Backend-for-Frontend (BFF) pattern. The api is a pure JSON service: no HTML, no sessions, no cookies. The ui is a thin browser-facing process that owns OIDC handshakes, browser sessions, CSRF, and Twig rendering — but no business logic, no scoring, no database. Every admin page on the UI fetches from the api with the service token plus the acting user's id.

Why this matters:

  1. The UI is replaceable. A team that wants Vue, Svelte, or a Tauri desktop app can replace the ui container without touching the api. The contract is the OpenAPI document and the impersonation pattern. See frontend-development.md.

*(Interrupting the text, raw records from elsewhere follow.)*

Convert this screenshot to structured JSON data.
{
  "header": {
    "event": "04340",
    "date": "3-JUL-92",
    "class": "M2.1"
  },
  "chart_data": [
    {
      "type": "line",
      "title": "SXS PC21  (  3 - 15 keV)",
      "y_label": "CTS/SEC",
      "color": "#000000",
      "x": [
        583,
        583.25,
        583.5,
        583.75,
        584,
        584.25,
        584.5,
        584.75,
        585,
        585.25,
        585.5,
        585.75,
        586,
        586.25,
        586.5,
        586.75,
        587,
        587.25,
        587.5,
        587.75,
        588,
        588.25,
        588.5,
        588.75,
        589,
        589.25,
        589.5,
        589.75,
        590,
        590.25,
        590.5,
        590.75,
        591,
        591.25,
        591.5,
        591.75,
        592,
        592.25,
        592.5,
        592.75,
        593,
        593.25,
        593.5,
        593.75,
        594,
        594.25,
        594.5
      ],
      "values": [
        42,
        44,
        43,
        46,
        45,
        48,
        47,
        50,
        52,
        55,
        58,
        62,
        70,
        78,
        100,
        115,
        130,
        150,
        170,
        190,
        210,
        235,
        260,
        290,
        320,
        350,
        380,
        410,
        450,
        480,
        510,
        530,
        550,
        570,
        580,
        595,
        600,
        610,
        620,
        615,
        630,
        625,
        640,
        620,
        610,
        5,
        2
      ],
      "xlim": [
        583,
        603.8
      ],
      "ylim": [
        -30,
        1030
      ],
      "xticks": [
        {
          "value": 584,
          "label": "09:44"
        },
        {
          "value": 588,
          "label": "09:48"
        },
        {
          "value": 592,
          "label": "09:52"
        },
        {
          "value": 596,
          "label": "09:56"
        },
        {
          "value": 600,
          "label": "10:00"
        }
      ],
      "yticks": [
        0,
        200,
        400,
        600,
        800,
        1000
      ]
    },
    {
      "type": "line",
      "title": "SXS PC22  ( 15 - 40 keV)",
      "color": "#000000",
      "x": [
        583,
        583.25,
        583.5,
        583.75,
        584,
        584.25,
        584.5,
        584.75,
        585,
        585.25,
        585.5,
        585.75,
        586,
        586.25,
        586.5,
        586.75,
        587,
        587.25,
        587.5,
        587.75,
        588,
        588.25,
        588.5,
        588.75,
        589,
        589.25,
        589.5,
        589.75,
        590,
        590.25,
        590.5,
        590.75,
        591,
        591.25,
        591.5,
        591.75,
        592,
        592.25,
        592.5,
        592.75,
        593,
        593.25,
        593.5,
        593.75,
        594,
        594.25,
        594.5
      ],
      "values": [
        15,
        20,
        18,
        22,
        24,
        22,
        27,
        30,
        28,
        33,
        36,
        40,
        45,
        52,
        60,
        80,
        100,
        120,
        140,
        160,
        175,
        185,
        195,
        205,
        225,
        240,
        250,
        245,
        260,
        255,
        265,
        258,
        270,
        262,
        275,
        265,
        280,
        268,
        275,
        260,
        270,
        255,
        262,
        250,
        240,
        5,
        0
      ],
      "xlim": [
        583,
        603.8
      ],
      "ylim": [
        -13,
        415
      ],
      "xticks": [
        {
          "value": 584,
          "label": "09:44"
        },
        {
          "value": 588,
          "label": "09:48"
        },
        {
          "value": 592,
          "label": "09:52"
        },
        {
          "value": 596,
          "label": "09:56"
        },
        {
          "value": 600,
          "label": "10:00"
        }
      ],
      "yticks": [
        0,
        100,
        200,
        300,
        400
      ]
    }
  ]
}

  2. No HTML in the api. Other clients (firewalls, fail2ban, monitoring) call the same admin endpoints the UI does. If the api started rendering Twig, those integrations would suddenly carry HTML they don't want.

  3. Auditing is honest. The api records the impersonated user as the actor (actor_kind=user) when called via the BFF, never the service token. An admin token used directly records as actor_kind=admin-token. Future external authentication paths can plug in alongside without breaking the audit trail.

  4. The api can scale independently. With MySQL, the api is stateless and can run as N replicas behind a load balancer; the job_locks table mediates between them. The UI is typically single-replica because of file-backed sessions.

The trade-off: every UI request makes one or more outbound calls to the api, which costs latency and an HTTP hop. In practice the containers run on the same Docker network and the per-request cost is sub-millisecond.

Where the rest of the docs live

  • api-overview.md — the public API surface, with worked examples.
  • auth-flows.md — every authentication flow (machine, BFF, OIDC, local admin), Entra setup, future user-token sketch.
  • frontend-development.md — the headline doc for replacement UIs.
  • api-reference.md — short. Pointer to OpenAPI plus the things OpenAPI doesn't cleanly express (rate limits, ETag semantics, impersonation header, response conventions).

The OpenAPI document itself is at api/public/openapi.yaml and served at /api/v1/openapi.yaml with a viewer at /api/docs.